McDaniel has ordered a “review” of past performance to ally the disparate concerns and “help chart a winning course in the years to come.” But her future as RNC chair isn’t really in doubt. Shortly after the disastrous midterms,100 of the RNC’s total 168 members released a letter signaling their intent to re-elect her in January. That figure is well above the majority McDaniel needs to win. None of them even bothered to see if McDaniel would lose another election in the Georgia run-off on December 6. Weird, huh?
By looking at the people McDaniel put together for her “review,” it’s clear that the exercise is aimed at fusing various GOP concerns into a unified product rather than diagnosing specific failure points and fixing them. Does anyone expect Kellyanne Conway, Blake Masters, and Tony Perkins to do anything except advocate for their own very Trumpy self-interests? To that point, is there any chance that McDaniel, who dumped $30 million into “election integrity initiatives” and lawsuits in the midterms, is going to admit she was wrong? No way. (If she did, Mike Lindell might really have a chance.)

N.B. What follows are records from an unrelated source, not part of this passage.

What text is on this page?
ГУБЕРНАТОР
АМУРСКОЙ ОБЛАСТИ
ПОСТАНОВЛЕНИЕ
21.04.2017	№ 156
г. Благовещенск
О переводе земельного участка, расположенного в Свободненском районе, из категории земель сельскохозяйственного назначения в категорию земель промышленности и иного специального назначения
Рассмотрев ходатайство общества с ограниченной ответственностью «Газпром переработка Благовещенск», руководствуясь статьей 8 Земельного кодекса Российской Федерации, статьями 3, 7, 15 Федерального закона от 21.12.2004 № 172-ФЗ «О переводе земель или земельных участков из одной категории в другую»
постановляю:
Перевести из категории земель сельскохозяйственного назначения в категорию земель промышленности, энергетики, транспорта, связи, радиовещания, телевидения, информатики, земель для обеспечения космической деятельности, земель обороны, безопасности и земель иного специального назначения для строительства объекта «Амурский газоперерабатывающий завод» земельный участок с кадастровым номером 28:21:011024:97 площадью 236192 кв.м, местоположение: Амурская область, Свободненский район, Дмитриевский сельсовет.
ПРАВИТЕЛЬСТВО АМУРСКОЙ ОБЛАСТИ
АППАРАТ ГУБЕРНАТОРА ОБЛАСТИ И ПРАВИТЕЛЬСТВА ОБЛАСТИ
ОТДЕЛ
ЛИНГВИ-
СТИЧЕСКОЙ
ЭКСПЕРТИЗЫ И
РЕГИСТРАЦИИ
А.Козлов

Will her report issue a list of mistakes the RNC has made, and will she then accept it by tearfully submitting her resignation? That’s more preposterous than the possibility of McDaniels using her middle name again.
Here’s the reality: McDaniel doesn’t go away until Trump does. The gig is too good for her to give up, and enough people remain happy to back her because she’s not Mike Lindell or whatever other protest candidate Steve Bannon props up. As long as Trump remains the figurative head of the GOP, the RNC will remain in 2023 exactly as it was in 2017, 2018, 2019, 2020, 2021, and 2022. The reign of Ronna stumbles on.